Although I would not participate in fraternal polyandry, I do not presume to think that since some Tibetans are not monogamous they have any lesser of a society. Without such a system in Tibet, many would be left without land to farm from generations of dividing the land among offspring. I do not think that Western society has accepted other union types, demonstrated by the fact that we have a law against polyandry, and I advise our society to observe other societies by the cause of the alternatives (economic stability) in culture and not just the effect itself (fraternal polyandry). Like Tibetans, Indians often practice a non-westernized marital system.
Although Tamil families of India are monogamous, married couples observe unique customs regarding how they conduct themselves in public and how they demonstrate their affection towards people. Tamil families practice mutual avoidance, where the spouses avoid each other in public, and apply reference avoidance, where spouses only refer to each other using reference through another person, for example “the father of so-and-so” (Trawick 95). When in public, the Tamil practice “the convention of mutual avoidance …. Between spouses” (Trawick 94), although “adult males and females who are not spouses can show loving affection for one another with a casual freedom” (Trawick 94). This practice is “strange” to Westerners, who practice essentially the complete opposite. Western society has historically banned certain affectionate behaviors between unmarried adults, particularly between a married adult and a non-spousal opposite-gender adult. In addition, Western society allows for public displays of affection between spouses. Although mutual avoidance and reference avoidance might make “the exterior of the relationship among spouses [seem] almost universally mute, where it was not harsh, the interior of this relationship had an almost exactly opposite quality” (Trawick 96-97).

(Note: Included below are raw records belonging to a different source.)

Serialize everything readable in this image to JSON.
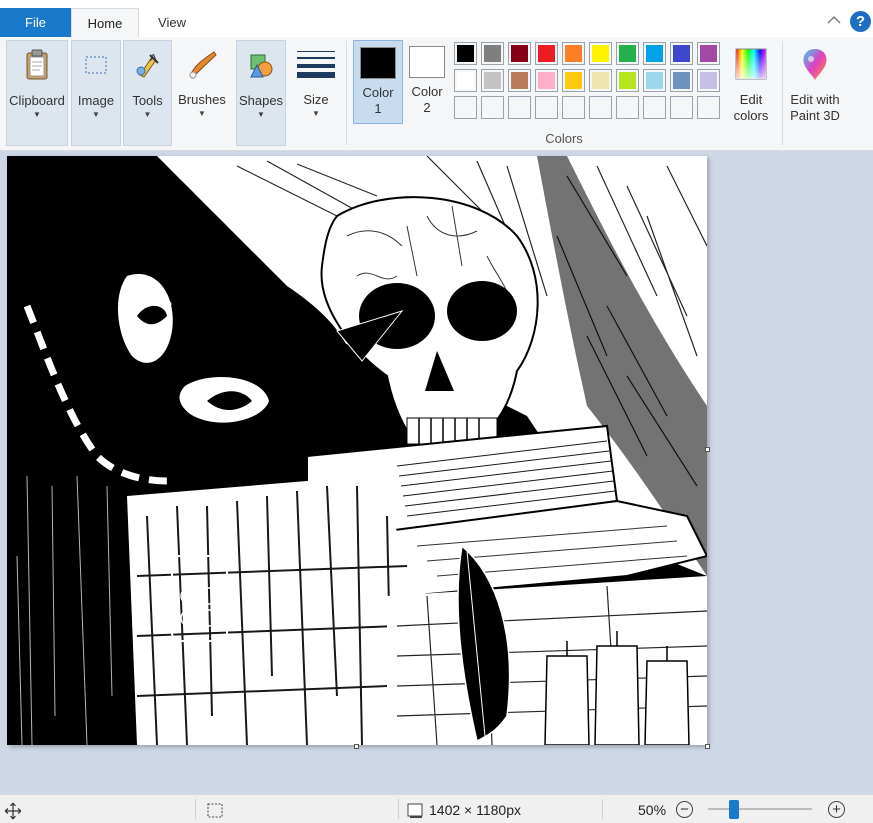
{
  "tabs": {
    "file": "File",
    "home": "Home",
    "view": "View"
  },
  "help_label": "?",
  "ribbon": {
    "clipboard": "Clipboard",
    "image": "Image",
    "tools": "Tools",
    "brushes": "Brushes",
    "shapes": "Shapes",
    "size": "Size",
    "color1_line1": "Color",
    "color1_line2": "1",
    "color2_line1": "Color",
    "color2_line2": "2",
    "colors_caption": "Colors",
    "edit_colors_line1": "Edit",
    "edit_colors_line2": "colors",
    "paint3d_line1": "Edit with",
    "paint3d_line2": "Paint 3D"
  },
  "colors": {
    "color1": "#000000",
    "color2": "#ffffff",
    "palette_row1": [
      "#000000",
      "#7f7f7f",
      "#880015",
      "#ed1c24",
      "#ff7f27",
      "#fff200",
      "#22b14c",
      "#00a2e8",
      "#3f48cc",
      "#a349a4"
    ],
    "palette_row2": [
      "#ffffff",
      "#c3c3c3",
      "#b97a57",
      "#ffaec9",
      "#ffc90e",
      "#efe4b0",
      "#b5e61d",
      "#99d9ea",
      "#7092be",
      "#c8bfe7"
    ],
    "accent": "#1979ca"
  },
  "status": {
    "image_size": "1402 × 1180px",
    "zoom": "50%",
    "zoom_level": 0.3
  }
}
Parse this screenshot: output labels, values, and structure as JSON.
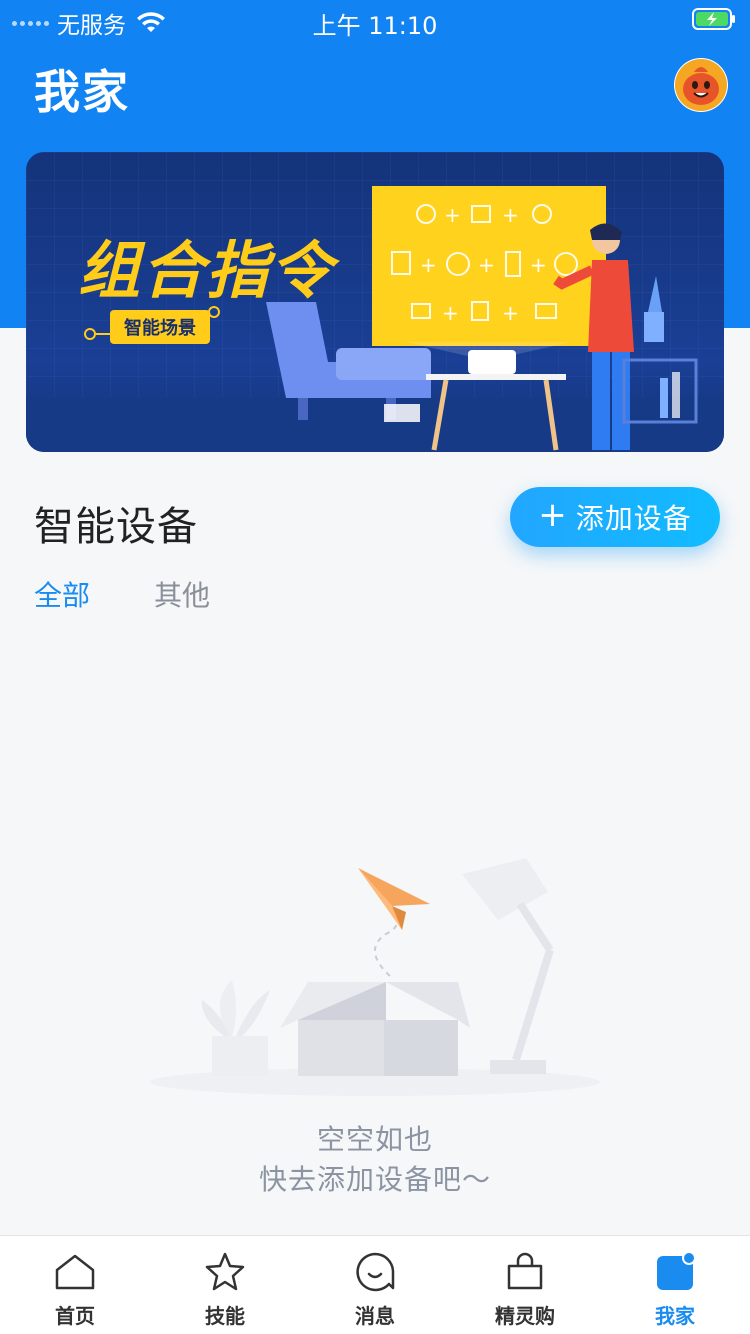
{
  "status_bar": {
    "carrier": "无服务",
    "time": "上午 11:10"
  },
  "header": {
    "title": "我家"
  },
  "banner": {
    "title": "组合指令",
    "tag": "智能场景"
  },
  "devices": {
    "section_title": "智能设备",
    "add_button_label": "添加设备",
    "tabs": [
      {
        "label": "全部",
        "active": true
      },
      {
        "label": "其他",
        "active": false
      }
    ],
    "empty_title": "空空如也",
    "empty_subtitle": "快去添加设备吧～"
  },
  "tab_bar": {
    "items": [
      {
        "label": "首页",
        "icon": "home-icon",
        "active": false
      },
      {
        "label": "技能",
        "icon": "star-icon",
        "active": false
      },
      {
        "label": "消息",
        "icon": "message-icon",
        "active": false
      },
      {
        "label": "精灵购",
        "icon": "shopping-bag-icon",
        "active": false
      },
      {
        "label": "我家",
        "icon": "my-home-icon",
        "active": true
      }
    ]
  },
  "colors": {
    "primary": "#1183f3",
    "accent": "#1a8cf0",
    "banner_yellow": "#ffcc1a"
  }
}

While the customs common between Tamil people exist today and will most likely exist in the future, the same cannot be said for the Na or the Tibetans. The Na have for many years been pressured to marry by the government of China. This external pressure has greatly diminished the population of seemingly “fatherless” children in the Na community. Also, the custom of fraternal polyandry in Nepal is not going to be present in future years. With the success of tourism, the Nepalese have successfully gained financial stability without having to own a farm. Therefore, there is less pressure in the society and in the family to stay on family land.

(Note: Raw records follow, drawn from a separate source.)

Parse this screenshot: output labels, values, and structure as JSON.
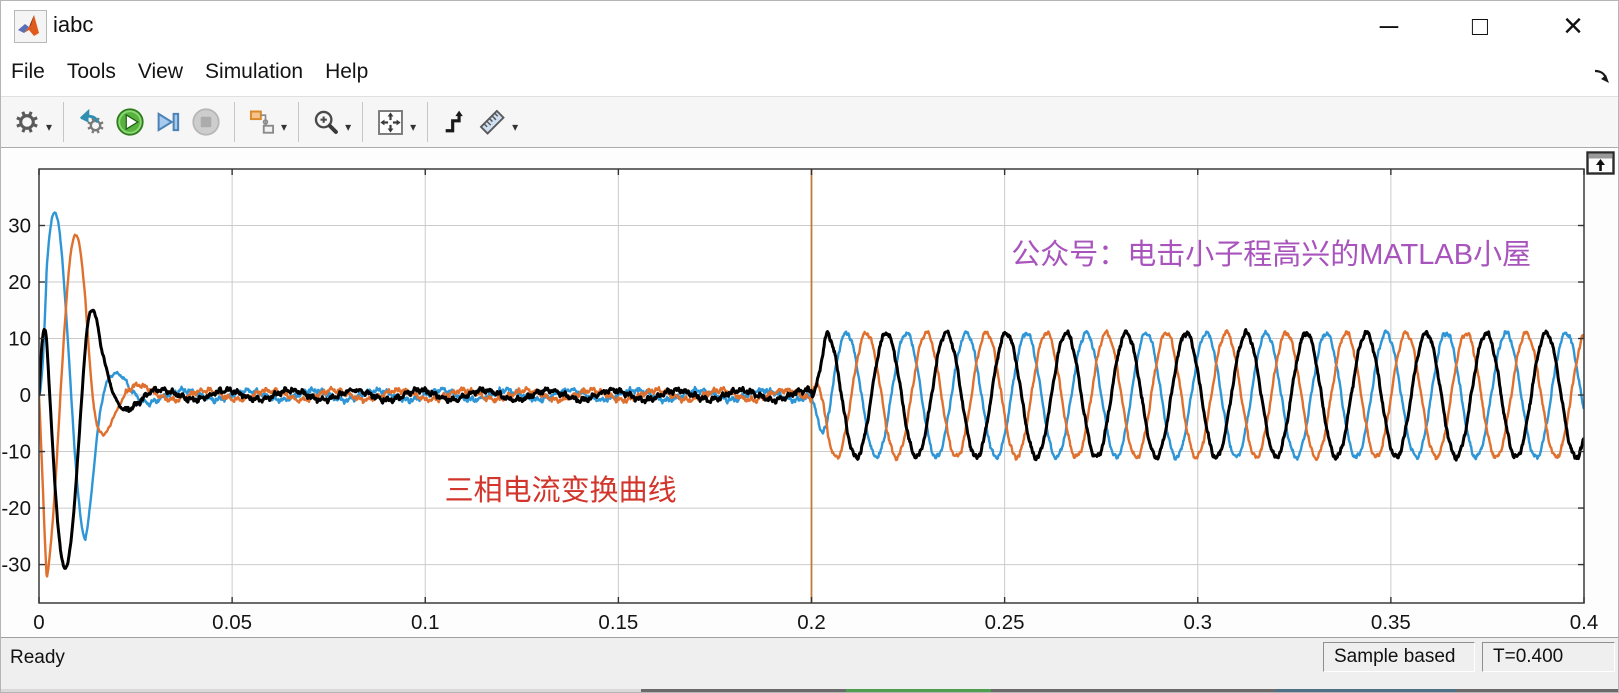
{
  "window": {
    "title": "iabc",
    "controls": {
      "minimize": "─",
      "maximize": "□",
      "close": "×"
    }
  },
  "menu": {
    "items": [
      "File",
      "Tools",
      "View",
      "Simulation",
      "Help"
    ]
  },
  "toolbar": {
    "groups": [
      {
        "buttons": [
          {
            "icon": "settings-gear",
            "caret": true
          }
        ]
      },
      {
        "buttons": [
          {
            "icon": "goto-block"
          },
          {
            "icon": "run"
          },
          {
            "icon": "step-forward"
          },
          {
            "icon": "stop",
            "disabled": true
          }
        ]
      },
      {
        "buttons": [
          {
            "icon": "signal-selector",
            "caret": true
          }
        ]
      },
      {
        "buttons": [
          {
            "icon": "zoom-in",
            "caret": true
          }
        ]
      },
      {
        "buttons": [
          {
            "icon": "fit-to-view",
            "caret": true
          }
        ]
      },
      {
        "buttons": [
          {
            "icon": "trigger"
          },
          {
            "icon": "measurements",
            "caret": true
          }
        ]
      }
    ]
  },
  "statusbar": {
    "ready": "Ready",
    "sample_mode": "Sample based",
    "sim_time": "T=0.400"
  },
  "chart_data": {
    "type": "line",
    "title": "Three-phase current scope trace",
    "xlim": [
      0,
      0.4
    ],
    "ylim": [
      -36.8,
      40
    ],
    "grid": true,
    "x_ticks": {
      "values": [
        0,
        0.05,
        0.1,
        0.15,
        0.2,
        0.25,
        0.3,
        0.35,
        0.4
      ],
      "labels": [
        "0",
        "0.05",
        "0.1",
        "0.15",
        "0.2",
        "0.25",
        "0.3",
        "0.35",
        "0.4"
      ]
    },
    "y_ticks": {
      "values": [
        30,
        20,
        10,
        0,
        -10,
        -20,
        -30
      ],
      "labels": [
        "30",
        "20",
        "10",
        "0",
        "-10",
        "-20",
        "-30"
      ]
    },
    "series": [
      {
        "name": "phase-b-blue",
        "color": "#2E96D6",
        "width": 2.4,
        "transient_phase_deg": 0,
        "steady_phase_deg": -120,
        "seed": 11
      },
      {
        "name": "phase-c-orange",
        "color": "#E0702E",
        "width": 2.4,
        "transient_phase_deg": -120,
        "steady_phase_deg": 120,
        "seed": 22
      },
      {
        "name": "phase-a-black",
        "color": "#000000",
        "width": 3.0,
        "transient_phase_deg": 120,
        "steady_phase_deg": 0,
        "seed": 33
      }
    ],
    "waveform_model": {
      "transient": {
        "freq_hz": 60,
        "ramp_s": 0.002,
        "envelope": [
          [
            0,
            34
          ],
          [
            0.005,
            32
          ],
          [
            0.009,
            29
          ],
          [
            0.012,
            26
          ],
          [
            0.0135,
            19
          ],
          [
            0.016,
            9
          ],
          [
            0.019,
            4.5
          ],
          [
            0.024,
            2.2
          ],
          [
            0.032,
            0.85
          ]
        ],
        "noise_scale_large": 0.22,
        "noise_scale_quiet": 0.5
      },
      "steady": {
        "start_s": 0.2,
        "amplitude": 11,
        "freq_hz": 64.4,
        "ramp_s": 0.004,
        "noise_scale": 0.45
      },
      "event_line": {
        "time_s": 0.2,
        "color": "#BF7B3C"
      }
    },
    "annotations": [
      {
        "name": "red-label",
        "text": "三相电流变换曲线",
        "color": "#D2352B",
        "x_s": 0.105,
        "y_val": -16.8,
        "font_px": 29
      },
      {
        "name": "purple-label",
        "text": "公众号：电击小子程高兴的MATLAB小屋",
        "color": "#A854BC",
        "x_s": 0.2517,
        "y_val": 25,
        "font_px": 29
      }
    ]
  }
}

Unfortunately, many non-western societal customs are being eradicated with the constant pressures of westernization effecting countries around the world. Americans need to overcome their apparent fear of or need to exterminate all other non-western cultures with their ethnocentric ideals, and start to think of the diversity of cultures as being imperative to allowing all on this world to be comfortable with whom they are. I believe that “the existence of an ethical ideal in the judging mind” (Dennett 295), as we have now in western society, will eventually ruin the world’s chances as a diverse cultural environment. Without people learning about cultural relativism, there will be a universal culture that will be the most extreme of ethnocentrism, not accepting all who do not conform. I conclude that conformity is the absolute worst direction for the cultures of the world, since without an assortment of cultures our world would be full of distressed people participating in an unfamiliar culture.

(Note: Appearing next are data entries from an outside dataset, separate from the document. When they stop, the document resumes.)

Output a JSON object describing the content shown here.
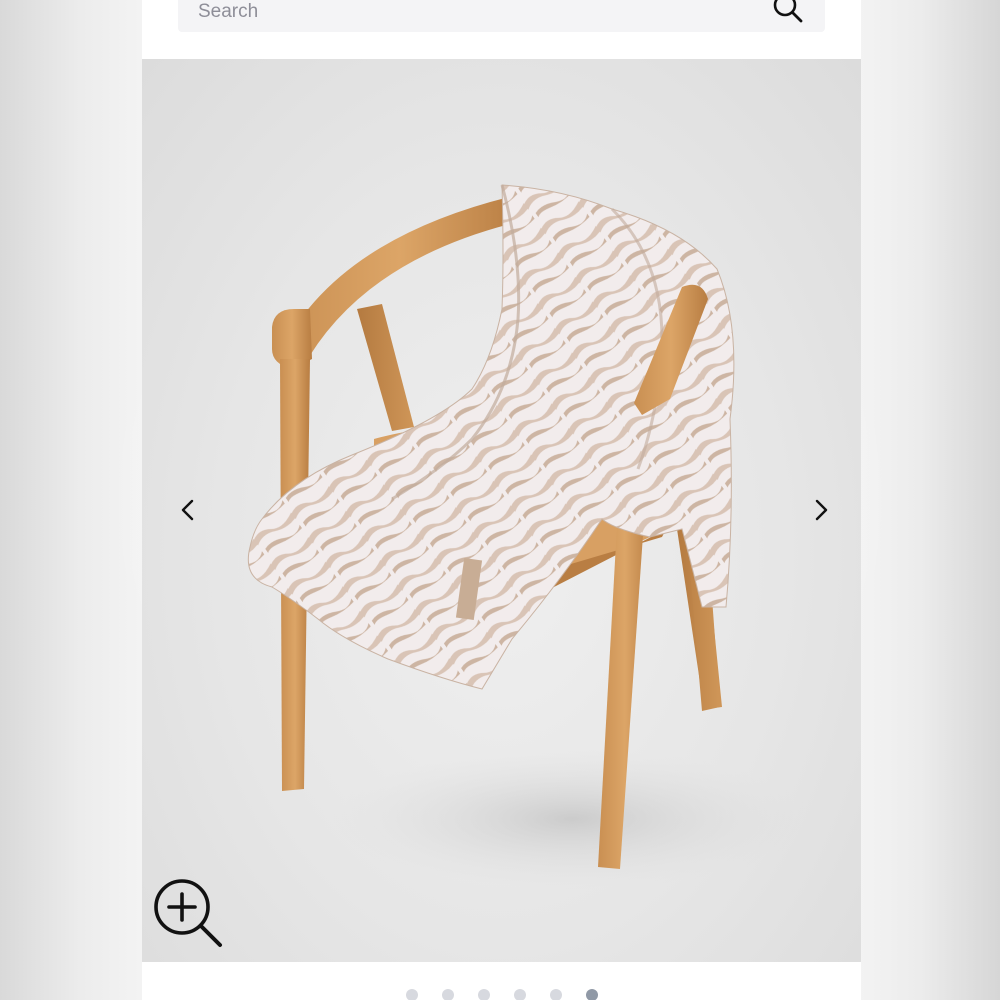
{
  "search": {
    "placeholder": "Search",
    "icon": "search-icon"
  },
  "gallery": {
    "image": "tie-dye-blanket-on-wooden-chair",
    "prev_icon": "chevron-left-icon",
    "next_icon": "chevron-right-icon",
    "zoom_icon": "zoom-in-icon",
    "total_images": 6,
    "active_index": 5
  },
  "colors": {
    "page_background": "#f3f3f3",
    "panel_background": "#ffffff",
    "search_background": "#f4f4f6",
    "photo_background": "#e6e6e6",
    "dot_inactive": "#d7d9df",
    "dot_active": "#9099a6",
    "icon": "#111111"
  }
}
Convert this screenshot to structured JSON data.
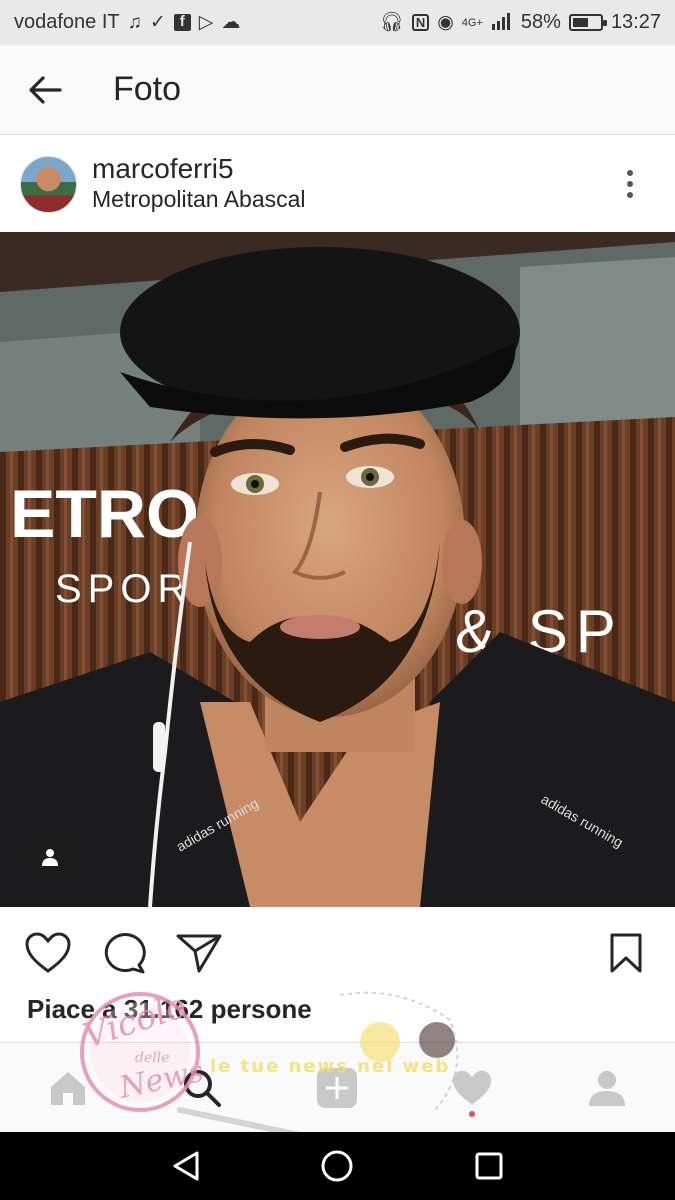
{
  "status_bar": {
    "carrier": "vodafone IT",
    "network": "4G+",
    "battery_text": "58%",
    "battery_level": 0.58,
    "time": "13:27",
    "left_icons": [
      "music-note-icon",
      "download-done-icon",
      "facebook-icon",
      "play-store-icon",
      "cloud-icon"
    ],
    "right_icons": [
      "headphones-icon",
      "nfc-icon",
      "eye-icon",
      "signal-icon",
      "battery-icon"
    ]
  },
  "app_bar": {
    "title": "Foto",
    "back_icon": "arrow-left-icon"
  },
  "post": {
    "username": "marcoferri5",
    "location": "Metropolitan Abascal",
    "photo_sign_line1": "ETRO LI",
    "photo_sign_line2": "SPORT",
    "photo_sign_line3": "& SP",
    "jacket_brand": "adidas running",
    "likes_text": "Piace a 31.162 persone"
  },
  "actions": {
    "icons": [
      "heart-icon",
      "comment-icon",
      "share-icon",
      "bookmark-icon"
    ]
  },
  "bottom_nav": {
    "items": [
      "home-icon",
      "search-icon",
      "add-icon",
      "activity-heart-icon",
      "profile-icon"
    ]
  },
  "watermark": {
    "text1": "Vicolo",
    "text2": "delle",
    "text3": "News",
    "text4": "le tue news nel web"
  },
  "colors": {
    "notification": "#ed4956",
    "text": "#262626",
    "statusbar_bg": "#e9e9e9"
  }
}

Dennett, Daniel. Darwin's Dangerous Idea: Evolution and the Meaning of Life. New York: Simon & Schuster Paperbacks, 1995.
Geertz, Clifford. The Interpretation of Cultures. New York: Basic Books, 1973.
Podolefsky, Aaron, and Peter J. Brown. “Applying Cultural Anthropology: An Introductory Reader 4th.” When Brothers Share a Wife. California: Mayfield Publishing Company, 1999.
Trawick, Margaret. Notes on Love in a Tamil Family. California: University of California Press, 1990.